How many columns does the average canonical log entry at Stripe have? What's the mix of low/high cardinality string fields look like vs number of metric/counter fields?

brandur · on July 31, 2019

On the order of many dozens of fields and it's a pretty good mix of all of those.

Lots of low cardinality fields, lots of counters and numbers (e.g. request duration), and quite a few high cardinality fields too. e.g. IDs, IPs.

manigandham · on July 31, 2019

Logs can be treated as database rows regardless of source format (plaintext, csv, JSON, etc). The modern approach for dealing with large scale tables is column-oriented storage and databases which can easily handle billions of log lines without indexes by using ordering, partition maps, compression, etc.

rco8786 · on July 30, 2019

As others mentioned, normalization is generally about saving space not increasing performance.

That said I’m 100% positive that all those key value pairs are indexed for searching and querying purposes.

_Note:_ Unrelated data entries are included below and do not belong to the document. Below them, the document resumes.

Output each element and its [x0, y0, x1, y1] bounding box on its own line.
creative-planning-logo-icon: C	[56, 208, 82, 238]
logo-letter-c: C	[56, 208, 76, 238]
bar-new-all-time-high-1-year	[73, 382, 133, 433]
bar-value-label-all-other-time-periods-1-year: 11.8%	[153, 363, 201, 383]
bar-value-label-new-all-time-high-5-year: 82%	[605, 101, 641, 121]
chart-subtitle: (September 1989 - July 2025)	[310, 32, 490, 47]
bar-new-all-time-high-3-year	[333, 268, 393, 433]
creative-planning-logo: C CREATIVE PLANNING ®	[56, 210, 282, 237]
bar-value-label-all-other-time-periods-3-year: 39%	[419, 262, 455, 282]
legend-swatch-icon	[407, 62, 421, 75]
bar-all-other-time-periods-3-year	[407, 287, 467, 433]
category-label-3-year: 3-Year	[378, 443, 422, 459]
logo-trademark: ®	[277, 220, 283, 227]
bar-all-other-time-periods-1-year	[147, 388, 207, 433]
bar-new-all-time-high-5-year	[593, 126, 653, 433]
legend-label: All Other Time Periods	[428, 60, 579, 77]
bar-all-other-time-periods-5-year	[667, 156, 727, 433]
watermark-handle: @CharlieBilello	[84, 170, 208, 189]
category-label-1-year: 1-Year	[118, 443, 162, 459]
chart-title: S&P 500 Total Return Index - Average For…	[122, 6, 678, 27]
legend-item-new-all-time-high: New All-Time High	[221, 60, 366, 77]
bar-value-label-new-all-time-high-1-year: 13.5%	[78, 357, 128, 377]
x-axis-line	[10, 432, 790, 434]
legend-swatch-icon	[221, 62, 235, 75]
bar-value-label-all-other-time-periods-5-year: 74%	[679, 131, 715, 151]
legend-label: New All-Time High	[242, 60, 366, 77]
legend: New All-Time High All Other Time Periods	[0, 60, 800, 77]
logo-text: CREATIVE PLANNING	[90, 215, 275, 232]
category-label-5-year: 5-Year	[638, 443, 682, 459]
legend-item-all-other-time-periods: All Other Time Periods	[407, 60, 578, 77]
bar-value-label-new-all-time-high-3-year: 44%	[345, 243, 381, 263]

RhodesianHunter · on July 31, 2019

Not so much indexed, just columnar.

rodgerd · on July 30, 2019

It's also about DRY and accurately modelling the data for general operations. Imagine the difference between a data environment where a GDPR deletion request comes in, and everything has a relation back to customer identity, and one where the customer identity is denormalised out to many places or only implicitly present.